Writing historical fiction demands the writer have a talented pen – and a lot of patience. Any historical author worth their salt will take hours in preparation to research their subject or setting or the era, and as a girl who appreciates an anticipatory historical novel, I respect this. Elizabeth Camden is probably one of my favorite authors – this is her third novel and out of those, two have been relegated to a spot on that ever-growing keeper shelf. Many fans may remember Against the Tide’s hero – Alexander Banebridge or Bane as he is more commonly known – from Camden’s debut novel, which may have been published last year, but I feel like ‘Tide’ is the best in its genre from this year – comfortably so.

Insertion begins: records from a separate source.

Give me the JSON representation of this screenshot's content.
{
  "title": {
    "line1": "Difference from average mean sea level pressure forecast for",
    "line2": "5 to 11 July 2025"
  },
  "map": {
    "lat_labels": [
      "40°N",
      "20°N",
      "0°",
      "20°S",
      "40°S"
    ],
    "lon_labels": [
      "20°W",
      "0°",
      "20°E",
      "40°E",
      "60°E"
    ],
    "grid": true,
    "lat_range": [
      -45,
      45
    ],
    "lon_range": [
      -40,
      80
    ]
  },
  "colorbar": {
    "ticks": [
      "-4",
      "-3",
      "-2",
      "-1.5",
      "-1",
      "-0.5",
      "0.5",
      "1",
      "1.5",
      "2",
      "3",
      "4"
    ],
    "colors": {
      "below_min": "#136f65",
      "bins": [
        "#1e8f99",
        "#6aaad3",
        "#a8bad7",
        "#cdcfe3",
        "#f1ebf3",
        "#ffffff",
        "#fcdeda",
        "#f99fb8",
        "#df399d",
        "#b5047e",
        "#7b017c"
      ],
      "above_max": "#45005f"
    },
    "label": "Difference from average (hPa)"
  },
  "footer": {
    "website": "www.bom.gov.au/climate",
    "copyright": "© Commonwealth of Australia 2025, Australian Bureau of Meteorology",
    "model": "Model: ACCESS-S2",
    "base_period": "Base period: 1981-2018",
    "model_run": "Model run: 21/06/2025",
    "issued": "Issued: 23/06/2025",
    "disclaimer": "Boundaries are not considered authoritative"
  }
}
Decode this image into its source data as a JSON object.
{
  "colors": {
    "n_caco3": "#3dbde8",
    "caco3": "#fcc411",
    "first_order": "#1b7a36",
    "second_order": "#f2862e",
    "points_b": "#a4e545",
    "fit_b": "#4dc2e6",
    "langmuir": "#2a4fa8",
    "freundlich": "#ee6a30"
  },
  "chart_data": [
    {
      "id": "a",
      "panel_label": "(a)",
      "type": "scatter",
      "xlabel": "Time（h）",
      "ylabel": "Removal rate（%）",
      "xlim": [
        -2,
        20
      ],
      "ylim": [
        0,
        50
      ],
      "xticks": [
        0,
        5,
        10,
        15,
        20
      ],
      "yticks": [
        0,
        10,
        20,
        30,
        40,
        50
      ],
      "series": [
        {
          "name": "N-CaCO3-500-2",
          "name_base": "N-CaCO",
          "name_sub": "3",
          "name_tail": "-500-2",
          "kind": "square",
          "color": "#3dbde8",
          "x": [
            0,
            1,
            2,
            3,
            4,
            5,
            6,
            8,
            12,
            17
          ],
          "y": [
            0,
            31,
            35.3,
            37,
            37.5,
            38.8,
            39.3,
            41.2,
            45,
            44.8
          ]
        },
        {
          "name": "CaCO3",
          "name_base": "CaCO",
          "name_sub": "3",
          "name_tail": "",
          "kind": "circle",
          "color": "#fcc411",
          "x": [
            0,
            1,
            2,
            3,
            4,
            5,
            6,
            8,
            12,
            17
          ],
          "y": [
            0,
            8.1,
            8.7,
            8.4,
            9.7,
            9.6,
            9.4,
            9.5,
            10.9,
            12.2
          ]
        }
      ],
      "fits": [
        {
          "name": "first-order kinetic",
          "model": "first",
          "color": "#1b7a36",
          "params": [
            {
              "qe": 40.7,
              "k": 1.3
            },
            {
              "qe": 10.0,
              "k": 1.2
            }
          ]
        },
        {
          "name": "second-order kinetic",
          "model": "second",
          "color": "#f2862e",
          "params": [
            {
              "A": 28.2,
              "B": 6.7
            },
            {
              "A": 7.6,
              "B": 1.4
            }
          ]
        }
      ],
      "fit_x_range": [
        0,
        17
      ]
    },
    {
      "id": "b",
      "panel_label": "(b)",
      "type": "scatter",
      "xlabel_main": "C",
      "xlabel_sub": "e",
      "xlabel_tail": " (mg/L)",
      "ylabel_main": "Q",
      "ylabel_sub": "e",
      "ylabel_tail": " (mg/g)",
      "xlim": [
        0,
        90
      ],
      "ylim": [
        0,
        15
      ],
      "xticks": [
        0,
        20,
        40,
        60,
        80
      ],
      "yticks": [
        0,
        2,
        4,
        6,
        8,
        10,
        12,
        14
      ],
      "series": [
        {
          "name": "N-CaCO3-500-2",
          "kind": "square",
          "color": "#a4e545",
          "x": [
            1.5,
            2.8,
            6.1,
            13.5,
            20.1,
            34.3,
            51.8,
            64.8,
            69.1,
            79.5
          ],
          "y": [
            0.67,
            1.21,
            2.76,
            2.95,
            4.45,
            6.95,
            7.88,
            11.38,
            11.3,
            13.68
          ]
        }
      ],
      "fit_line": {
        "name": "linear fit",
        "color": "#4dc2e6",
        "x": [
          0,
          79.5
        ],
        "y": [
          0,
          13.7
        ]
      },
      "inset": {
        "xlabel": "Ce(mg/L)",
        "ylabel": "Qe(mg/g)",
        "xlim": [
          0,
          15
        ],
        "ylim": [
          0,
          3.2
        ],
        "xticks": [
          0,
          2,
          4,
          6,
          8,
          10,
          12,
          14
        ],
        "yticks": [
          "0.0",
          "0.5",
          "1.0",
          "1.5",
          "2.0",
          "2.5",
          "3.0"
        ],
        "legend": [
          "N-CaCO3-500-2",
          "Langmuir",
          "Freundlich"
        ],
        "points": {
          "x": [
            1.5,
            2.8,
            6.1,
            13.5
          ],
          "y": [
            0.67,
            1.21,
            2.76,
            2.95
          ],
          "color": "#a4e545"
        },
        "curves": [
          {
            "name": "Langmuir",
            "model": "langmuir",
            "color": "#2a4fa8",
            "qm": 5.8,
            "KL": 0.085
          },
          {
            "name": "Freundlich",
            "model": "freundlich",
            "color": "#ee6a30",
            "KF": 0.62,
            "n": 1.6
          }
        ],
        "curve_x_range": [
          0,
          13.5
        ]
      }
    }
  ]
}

Camden’s voice has matured to the point of expert dialogue and brilliantly written settings that intrigue and tease, never giving away “too much.” This is perhaps what will most impress aficionados of history – Camden’s “sense of setting.” It was interesting and leaves a reader loathe to turn the last page – the era was very well presented and it made everything more authentic to read (historical note) what one of Camden’s starting points was for this novel.
Woven into the period details is a deeper, subtle message of faith. The achievement of the message and its greatest asset is the hero. Using the “heroes are made, not born” adage to the best advantages, Camden formed Bane, an anti-hero into a very noble, swoon-worthy kind of hero who, while redeemed as a new life in Christ (this we never doubt), it was interesting for the observer to still pick up on some of his previous attitudes and “bad habits.” Bane was once always on the cusp of pure evil (or this is my recollection), even now while shadows cling to his person, he’s a better man. I am not sure I’ve seen it done so well before – the narrative thread (of faith) wasn’t prominent nor overwhelming but the discerning reader will “feel” the passion and grace Bane emulates. Pacing of the story also factors prominently in the “big picture” of the plot. Writing with an easy, pleasant prose, Elizabeth anchored the story in rich period authenticity, true but also important is the integrity of the characters; she never lost sight of their emotions. Doubling down on its fast-paced adventure was the pacing – even in the quieter moments. There’s excitement and still plenty of time to savor the hero and heroine’s “bonding.” Bane is not the only complexity in the story – Lydia is also, though hers is through innocence. As a reader, I didn’t expect all her story entailed and admired because her character was a risk and it paid off.
In the elements revolving around both Lydia and Bane as a couple, it surprised me how little the romance factored in – Lydia falls hard for Bane but an unusual amount of time separates them and the love story isn’t the easiest to “buy” given that timeframe; that being said, I never doubted her love for him, and likewise (despite his claims), his for her. Weaving a beautiful story that is facilitated by its accuracy of the surroundings, I was undeniably impressed with Elizabeth Camden’s third novel. It’s one I am sure to re-visit, and it leaves me breathless for her next endeavor…
Synopsis: Boston of 1891 is a city of hope and ambition, where mariners, merchants, and dreamers thrive in the cobblestone streets of America’s most historic city. Within the harbor of Boston’s naval shipyard, Lydia Pallas has become a trusted assistant to an Admiral in the U.S. Navy. Fluent in seven languages, she spends her days translating documents from all over the world.
Lydia’s remarkable language skills bring her to the attention of Alexander Banebridge, a mysterious man on a quest to rid the world of the scourge of opium. Only Lydia has the rare combination of language skills and courage he needs to advance his cause. A man as coolly analytical as he is relentless, Bane never bargained on falling in love with Lydia. As he battles the bittersweet love that grows between them, Bane’s mission will take Lydia away from everything—and everyone—she ever held dear.
It surprised me how little the romance factored in – Lydia falls hard for Bane but an unusual amount of time separates them and the love story isn’t very believable given that timeframe. That being said, I never doubted her love for him, and likewise (despite his claims), his for her.
Coming Next from Elizabeth Camden: After her father’s death, Mollie Knox takes over his watchmaking company and uses her head for business to solidify the good name of the 57th Illinois Watch Company. Her future looks bright until the night her beloved city is destroyed in the legendary Great Chicago Fire. With her world crumbling around her, Molly must do whatever it takes to save her company in the aftermath of the devastating fire.
Zack Kazmarek is an influential attorney with powerful ties to the political, mercantile, and ethnic roots of Chicago. His only weakness is Mollie Knox, a woman who has always been just beyond his reach. However, all bets are off after the fire destroys Chicago, and Mollie is in desperate need of assistance. Just as Zack finally begins to pursue the woman he loves, competition arises in the form of a hero from her past who can provide the help she needs to rise from the ashes.
While Mollie struggles to rebuild, the two men battle for her heart. One has always loved her, but the other has the power to save her. In the race to rebuild the city, can she survive with her business and her heart intact? – August 2013
With thanks to the INSPYs and publisher for providing a complimentary copy of this book for purpose of reading it.